The “huh” held a world of meanin
g. He glanced at Dawn. She’d folded her arms, lifted her chin and her eyes held a glint of irritation, as if she were angry at three people she’d never met for what they’d done to him. It made him want to pull the car over, take her in his arms and kiss her again.
Jesus, he thought, and shifted uneasily in his seat.
“And I wasn’t there. On their ranch. Neither were they, most of the time. We were all away in boarding school…”
Gray frowned and cleared his throat. Great. Another few minutes, he’d be telling her all about his life, and Jonas, and a fortune she just might collect.
“Anyway, it was summertime, so we were all back home. We got together one afternoon and Travis, I think it was, found a dead rattler in one of the paddocks.” He sent his mind back through the years, tugged a thread of memory loose, focused on it as it began to unravel. “It was sort of trampled.”
“Double yuck.”
“Exactly. Well, we looked at it, poked at it, picked it up with a stick, and Travis said Indians used to eat snakes, and one thing led to another, and—”
“And,” Dawn said, with a little smile, “it tasted just like chicken.”

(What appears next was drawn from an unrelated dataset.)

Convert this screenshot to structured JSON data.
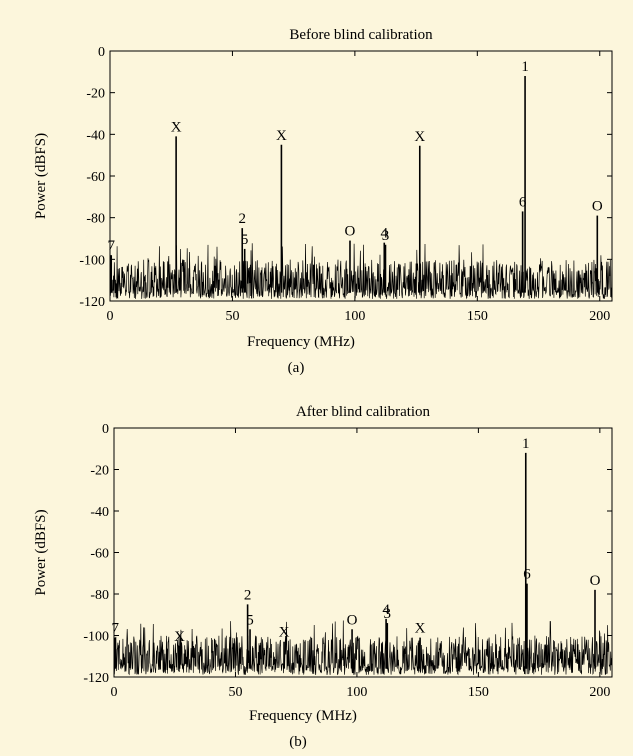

“It tasted like an old boot that had maybe kicked a chicken once, but mostly it tasted like it had spent too much time in a horse paddock.” He chuckled. “But we were only kids.”
“I know. Little boys can be such characters…”
The words seemed to float in the air. Gray looked at her. She was staring straight ahead, hands folded in her lap, a wistful quality to her smile. A little while ago, she’d shown compassion for the child he’d been more than twenty years ago. How could she care about a stranger and not her own child? Was she thinking about her own son now? Questions buzzed inside his head like bees around a hive. The more he saw of Dawn Carter, the less he understood. It made him uneasy. More than that. It made him angry. Maybe it was time to confront her, and to hell with being subtle…
“Look!”
He followed her pointing finger. The place he’d remembered was just ahead, a tin-roofed clutch of falling-down buildings set on a sprawl of gravel. The tires crunched as Gray pulled up to the gas pump and killed the engine.
“Okay. Now all we have to do is hope they have a gas can somewhere and we’re in business.”
They did. A kid with a baseball cap pulled over his eyes filled Gray’s car, then filled a dented red gas can.
“Forty bucks,” the kid said when the tank was full.
Gray looked at the pump. It said he owed twenty-six dollars.
The kid grinned. “That’s life, mister.”
Gray handed him two twenties and was glad Dawn had wandered off in search of what she’d referred to as a rest room. He doubted anybody would want to rest within a mile of this magnificent oasis. He also doubted she’d let him pay for the can and the three gallons of gas it held, and he was right.
“How much do I owe you?” she said, when she found him behind the wheel.
“Nothing.”
“Thank you, but I’d prefer to pay for the gas myself.”
He shrugged “Okay.”
“Great. So, how much do—”
“Dinner.”
“I beg your pardon?”
“You owe me that meal we never got to eat.” He made a show of checking his mirror and the road, as if the arrow of blacktop was about to turn into the Indianapolis Speedway.
“That’s out of the question.”
“You’re right,” he said, trying to sound every bit as coolly polite as she did. “You don’t owe me dinner. I didn’t mean to make it sound as if you did. What you owe me is the pleasure of your company at dinner.”